C'est une petite scène jetable. Dans une série qui consacre beaucoup de temps à des conversations profondes et significatives sur la nature de l'humanité, il est facile de rejeter cela comme quelque chose de finalement insignifiant dans le cadre plus large de la série. Mais bien sûr, les choses que vous jetez – les choses qui deviennent une petite blague, qui ne sont pas examinées, qui passent inaperçues – c'est là que vous mettez toutes les choses qui ne vous intéressent pas. C’est là que sont enterrés tous les corps idéologiques. Placer Bart et son anatomie dans une scène aussi petite et non examinée revient à suggérer à la fois que ce n'est pas quelque chose que la série veut examiner et qu'aucun examen n'est nécessaire. C'est l'équivalent narratif d'une mauvaise blague politiquement incorrecte qui, selon votre collègue, est amusante et dénuée de sens. Ces apartés irréfléchis accomplissent également un travail culturel important, communiquant ce qui est important et ce qui peut être marginalisé en toute sécurité. Bart, sa nudité et sa sexualité n'atteignent pas le niveau de priorité narrative.

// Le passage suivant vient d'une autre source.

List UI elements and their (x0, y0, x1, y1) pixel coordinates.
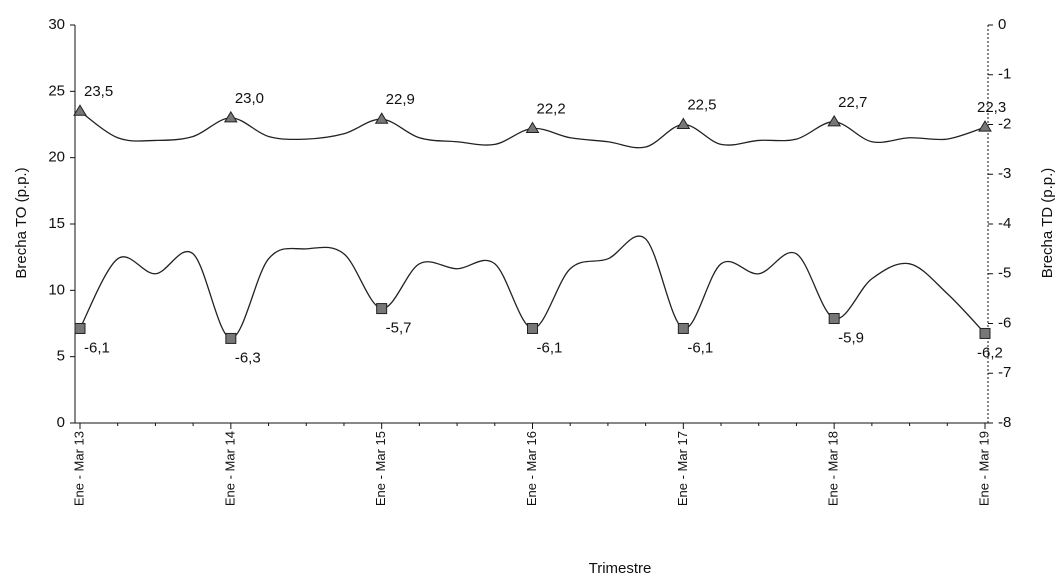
x-axis-title: Trimestre (589, 560, 652, 577)
y-axis-title: Brecha TO (p.p.) (13, 167, 30, 278)
data-point (527, 322, 538, 334)
y-tick-label: 0 (57, 414, 65, 431)
y2-tick-label: -3 (998, 165, 1011, 182)
data-point (828, 313, 840, 325)
x-tick-label: Ene - Mar 16 (524, 431, 539, 506)
x-tick-label: Ene - Mar 13 (71, 431, 86, 506)
y-tick-label: 25 (48, 82, 65, 99)
data-point (376, 303, 388, 315)
y2-tick-label: 0 (998, 16, 1006, 33)
y2-tick-label: -7 (998, 364, 1011, 381)
data-point (978, 120, 992, 132)
data-label: 22,2 (537, 100, 566, 117)
x-tick-label: Ene - Mar 14 (222, 431, 237, 506)
data-label: -5,7 (386, 320, 412, 337)
y2-tick-label: -6 (998, 314, 1011, 331)
data-label: 22,3 (977, 99, 1006, 116)
data-point (223, 110, 238, 123)
data-point (374, 112, 389, 124)
data-label: -5,9 (838, 329, 864, 346)
data-point (74, 322, 86, 334)
data-point (225, 332, 237, 344)
y-tick-label: 30 (48, 16, 65, 33)
data-point (677, 322, 689, 334)
y2-tick-label: -1 (998, 66, 1011, 83)
x-tick-label: Ene - Mar 15 (373, 431, 388, 506)
y2-tick-label: -2 (998, 115, 1011, 132)
data-label: -6,2 (977, 344, 1003, 361)
data-label: 22,9 (386, 91, 415, 108)
y-tick-label: 5 (57, 348, 65, 365)
data-point (73, 104, 87, 116)
x-tick-label: Ene - Mar 19 (976, 431, 991, 506)
data-point (979, 327, 991, 339)
data-label: -6,3 (235, 349, 261, 366)
y2-tick-label: -5 (998, 265, 1011, 282)
y2-tick-label: -8 (998, 414, 1011, 431)
x-tick-label: Ene - Mar 17 (675, 431, 690, 506)
data-label: -6,1 (84, 339, 110, 356)
y-tick-label: 20 (48, 149, 65, 166)
data-label: 22,5 (687, 96, 716, 113)
y2-tick-label: -4 (998, 215, 1011, 232)
x-tick-label: Ene - Mar 18 (826, 431, 841, 506)
data-label: 23,0 (235, 90, 264, 107)
data-point (676, 117, 691, 129)
y-tick-label: 15 (48, 215, 65, 232)
data-label: -6,1 (537, 339, 563, 356)
data-point (525, 121, 540, 133)
y-tick-label: 10 (48, 281, 65, 298)
data-label: 22,7 (838, 94, 867, 111)
data-point (827, 114, 842, 127)
y2-axis-title: Brecha TD (p.p.) (1039, 168, 1056, 279)
data-label: 23,5 (84, 83, 113, 100)
data-label: -6,1 (687, 339, 713, 356)
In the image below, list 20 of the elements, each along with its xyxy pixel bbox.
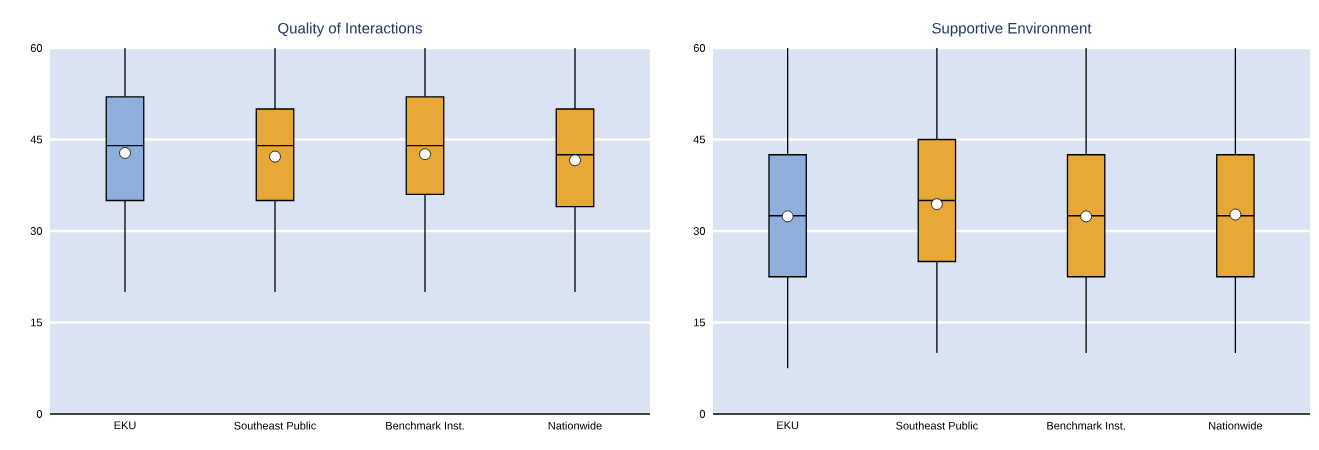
y-tick-label: 15 (31, 318, 43, 327)
y-tick-label: 30 (693, 227, 706, 235)
x-tick-label: Southeast Public (896, 421, 978, 430)
x-tick-label: Nationwide (548, 421, 602, 430)
x-tick-label: Benchmark Inst. (1047, 421, 1125, 430)
chart-title: Quality of Interactions (278, 22, 422, 37)
y-tick-label: 60 (30, 44, 43, 52)
y-tick-label: 30 (30, 227, 43, 235)
y-tick-label: 45 (30, 135, 43, 144)
x-tick-label: Benchmark Inst. (386, 421, 464, 430)
y-tick-label: 60 (693, 44, 706, 52)
x-tick-label: EKU (777, 421, 799, 430)
x-tick-label: Southeast Public (234, 421, 316, 430)
y-tick-label: 0 (36, 410, 43, 418)
y-tick-label: 45 (693, 135, 706, 144)
y-tick-label: 0 (699, 410, 706, 418)
y-tick-label: 15 (694, 318, 706, 327)
x-tick-label: EKU (114, 421, 136, 430)
chart-title: Supportive Environment (932, 22, 1092, 37)
x-tick-label: Nationwide (1209, 421, 1263, 430)
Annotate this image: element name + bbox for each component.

Et la scène elle-mêmeestconstruit comme une blague. Le visage d'Elsie est là en arrière-plan, le cadre étant centré sur elle alors qu'elle réfléchit à l'anatomie de Bart. C’est la perspective (le visage et l’identité) qui nous tient à cœur. Au premier plan, flou mais bien visible, se trouve le pénis de Bart, suspendu là comme une pièce de comédie physique. Nous n’avons pas besoin de punchline ni d’explications supplémentaires, car l’objet suffit.

Monde occidentalest énormément investi dans la construction d’une caractérisation à travers le sexe. Rien que dans cet épisode, je parierais qu'en disant "Je parle de cette scène de nu", vous supposeriez que je parlais de laorgie géante peinte en orcela prend une grande partie de l'heure, pas une blague de 20 secondes sur la bite d'un hôte. Mais malgré tout son contenu sexuel abondant,Monde occidentalnous donne très peu de portée. Nous recevons de nombreuses femmes (en tant qu'hôtes) qui sont violées, et nous sommes censés sonder nos sentiments à ce sujet. Nous avons beaucoup d'hommes qui viennent à Westworld pour se livrer à autant de relations sexuelles insignifiantes (et principalement hétérosexuelles) que possible. Au-delà de ces deux cadres, il y a très peu de choses.

Il est donc troublant que dans cette divergence passagère par rapport au paradigme des femmes en tant qu'hôtes violés et des hommes en tant qu'invités excités, nous obtenions quelque chose de si réducteur et frustrant. Le gros pénis d'un homme noir, à l'écran ! Mais il n'a pas le droit d'être un homme, il n'a certainement pas le droit d'avoir une quelconque autonomie, et sa vie sexuelle est considérée comme acceptable (etdrôle) uniquement parce que c'est l'objet de l'attraction de sa maîtresse blanche.

Pas génial,Monde occidental. Pas génial.